Android 15 App Quarantine Availability Android 15 App Quarantine

It’s unclear when Google will officially launch the app quarantining feature. The first signs of this capability appeared in Android 14 QPR2 Beta 1 back in November, indicating that development was underway. However, Google has removed the developer page dedicated to “Quarantined Apps”, which adds to the uncertainty.

Although the underlying feature flag that supports OS-level app quarantining is still in place, there currently isn’t a way to manually quarantine apps, not even through command-line operations. Furthermore, as of now, neither the Google Play Store nor Google Play Services, which are critical components of Google’s app security infrastructure, have requested the QUARANTINE_APPS permission.
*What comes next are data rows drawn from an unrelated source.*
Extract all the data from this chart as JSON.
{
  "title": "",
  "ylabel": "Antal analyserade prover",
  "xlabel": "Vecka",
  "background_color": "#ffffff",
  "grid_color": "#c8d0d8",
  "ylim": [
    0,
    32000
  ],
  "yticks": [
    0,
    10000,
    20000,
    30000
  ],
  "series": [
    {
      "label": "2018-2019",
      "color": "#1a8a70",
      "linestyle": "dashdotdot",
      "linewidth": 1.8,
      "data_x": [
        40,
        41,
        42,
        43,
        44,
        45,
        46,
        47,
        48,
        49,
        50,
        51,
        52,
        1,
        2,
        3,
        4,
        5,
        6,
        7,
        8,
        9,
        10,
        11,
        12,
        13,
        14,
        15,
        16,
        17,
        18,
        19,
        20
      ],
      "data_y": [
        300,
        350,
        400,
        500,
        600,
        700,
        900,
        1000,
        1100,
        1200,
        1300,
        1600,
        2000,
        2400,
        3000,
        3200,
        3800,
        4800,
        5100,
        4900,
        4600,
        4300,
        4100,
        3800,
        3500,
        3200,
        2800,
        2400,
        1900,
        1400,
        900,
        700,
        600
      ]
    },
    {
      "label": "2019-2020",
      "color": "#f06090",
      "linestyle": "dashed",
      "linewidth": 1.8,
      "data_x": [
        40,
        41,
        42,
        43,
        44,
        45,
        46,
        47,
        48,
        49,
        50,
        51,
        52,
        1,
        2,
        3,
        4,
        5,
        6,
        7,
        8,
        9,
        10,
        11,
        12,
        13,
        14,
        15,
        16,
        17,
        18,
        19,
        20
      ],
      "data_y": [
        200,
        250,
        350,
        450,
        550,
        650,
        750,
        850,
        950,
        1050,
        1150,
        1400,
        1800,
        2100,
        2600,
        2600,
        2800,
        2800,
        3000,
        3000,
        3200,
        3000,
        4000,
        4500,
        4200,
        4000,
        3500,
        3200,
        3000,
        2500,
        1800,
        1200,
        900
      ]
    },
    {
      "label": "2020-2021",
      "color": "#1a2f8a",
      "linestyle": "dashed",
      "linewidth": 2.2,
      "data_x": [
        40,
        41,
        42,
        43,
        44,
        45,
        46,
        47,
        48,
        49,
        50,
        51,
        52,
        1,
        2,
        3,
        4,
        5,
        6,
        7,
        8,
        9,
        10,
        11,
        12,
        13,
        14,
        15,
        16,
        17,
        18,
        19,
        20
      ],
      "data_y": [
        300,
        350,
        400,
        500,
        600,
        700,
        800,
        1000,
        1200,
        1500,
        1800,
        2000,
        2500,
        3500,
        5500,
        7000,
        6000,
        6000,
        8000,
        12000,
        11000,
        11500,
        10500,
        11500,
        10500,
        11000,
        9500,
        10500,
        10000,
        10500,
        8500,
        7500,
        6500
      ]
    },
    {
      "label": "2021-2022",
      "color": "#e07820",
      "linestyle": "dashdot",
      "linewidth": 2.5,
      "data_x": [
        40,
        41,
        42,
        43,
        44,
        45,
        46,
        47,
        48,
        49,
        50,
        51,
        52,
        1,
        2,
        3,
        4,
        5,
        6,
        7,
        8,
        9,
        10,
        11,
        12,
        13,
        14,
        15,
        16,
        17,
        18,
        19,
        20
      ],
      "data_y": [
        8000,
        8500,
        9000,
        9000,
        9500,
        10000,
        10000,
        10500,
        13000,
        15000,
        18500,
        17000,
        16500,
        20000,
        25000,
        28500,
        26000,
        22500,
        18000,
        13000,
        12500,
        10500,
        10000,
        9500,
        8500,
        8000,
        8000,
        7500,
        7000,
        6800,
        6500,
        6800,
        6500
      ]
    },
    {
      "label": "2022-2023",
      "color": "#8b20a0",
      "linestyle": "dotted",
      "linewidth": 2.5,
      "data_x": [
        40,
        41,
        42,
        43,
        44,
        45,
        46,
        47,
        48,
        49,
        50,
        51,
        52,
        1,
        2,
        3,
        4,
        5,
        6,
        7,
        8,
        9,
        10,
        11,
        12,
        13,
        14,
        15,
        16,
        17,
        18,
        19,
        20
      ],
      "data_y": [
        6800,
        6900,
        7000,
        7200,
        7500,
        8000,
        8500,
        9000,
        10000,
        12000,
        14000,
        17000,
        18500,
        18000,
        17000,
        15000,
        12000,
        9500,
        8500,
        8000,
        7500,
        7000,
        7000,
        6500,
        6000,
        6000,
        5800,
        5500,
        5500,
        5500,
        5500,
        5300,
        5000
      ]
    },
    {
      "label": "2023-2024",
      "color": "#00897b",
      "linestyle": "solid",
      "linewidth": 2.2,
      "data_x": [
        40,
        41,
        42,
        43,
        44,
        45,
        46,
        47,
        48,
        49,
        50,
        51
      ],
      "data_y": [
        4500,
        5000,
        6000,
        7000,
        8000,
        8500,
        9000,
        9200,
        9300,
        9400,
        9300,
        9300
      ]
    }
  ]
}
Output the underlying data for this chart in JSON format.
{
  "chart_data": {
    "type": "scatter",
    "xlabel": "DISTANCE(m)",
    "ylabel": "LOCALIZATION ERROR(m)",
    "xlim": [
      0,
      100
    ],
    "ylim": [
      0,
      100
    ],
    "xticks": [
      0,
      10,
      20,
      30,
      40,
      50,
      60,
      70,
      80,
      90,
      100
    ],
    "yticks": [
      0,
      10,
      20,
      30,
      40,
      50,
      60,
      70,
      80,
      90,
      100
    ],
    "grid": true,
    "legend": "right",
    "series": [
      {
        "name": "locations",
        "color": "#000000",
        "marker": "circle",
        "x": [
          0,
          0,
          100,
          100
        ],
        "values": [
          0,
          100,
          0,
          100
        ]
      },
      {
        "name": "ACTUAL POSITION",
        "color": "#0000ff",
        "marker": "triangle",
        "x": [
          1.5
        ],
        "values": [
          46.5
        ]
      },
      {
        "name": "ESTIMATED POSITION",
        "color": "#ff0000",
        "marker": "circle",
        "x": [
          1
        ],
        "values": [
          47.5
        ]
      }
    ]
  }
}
This absence suggests that the feature is not yet ready for implementation.

Given these developments, it’s entirely possible that app quarantining might not come together with the upcoming Android 15 release. Instead, it could see the light of day in a later version of the operating system, after the company completes all necessary testing and adjustments. This is to ensure it functions it should, without compromising user experience or system performance.

There Could be Some Few UI Changes Android 15 App Quarantine

When the app quarantining feature does officially launch, we can expect some refinements to the user interface. Apps that call the API to suspend or quarantine another app will have the ability to customize the dialog that appears when a user tries to launch an app that is under suspension or quarantine. This means that the system app responsible for implementing Android’s app quarantining feature will likely tailor the dialog to inform users with a clear message, such as, “[X] app has been quarantined for your safety,” accompanied by a reason for the quarantine.

This addition is significant. Although Android has history of having robust security features that do not necessitate a quarantine function, the implementation of such a feature acknowledges the reality that no security system—including Google’s Play Protect—can be entirely foolproof. Play Protect performs well in detecting malicious and misbehaving apps, but it’s not infallible. The ability to quarantine apps adds an extra layer of protection, allowing potentially harmful apps to stay silent while still providing transparency and control to the user. This development is a proactive step toward enhancing Android’s security framework, ensuring it continues to safeguard users effectively in an evolving threat landscape.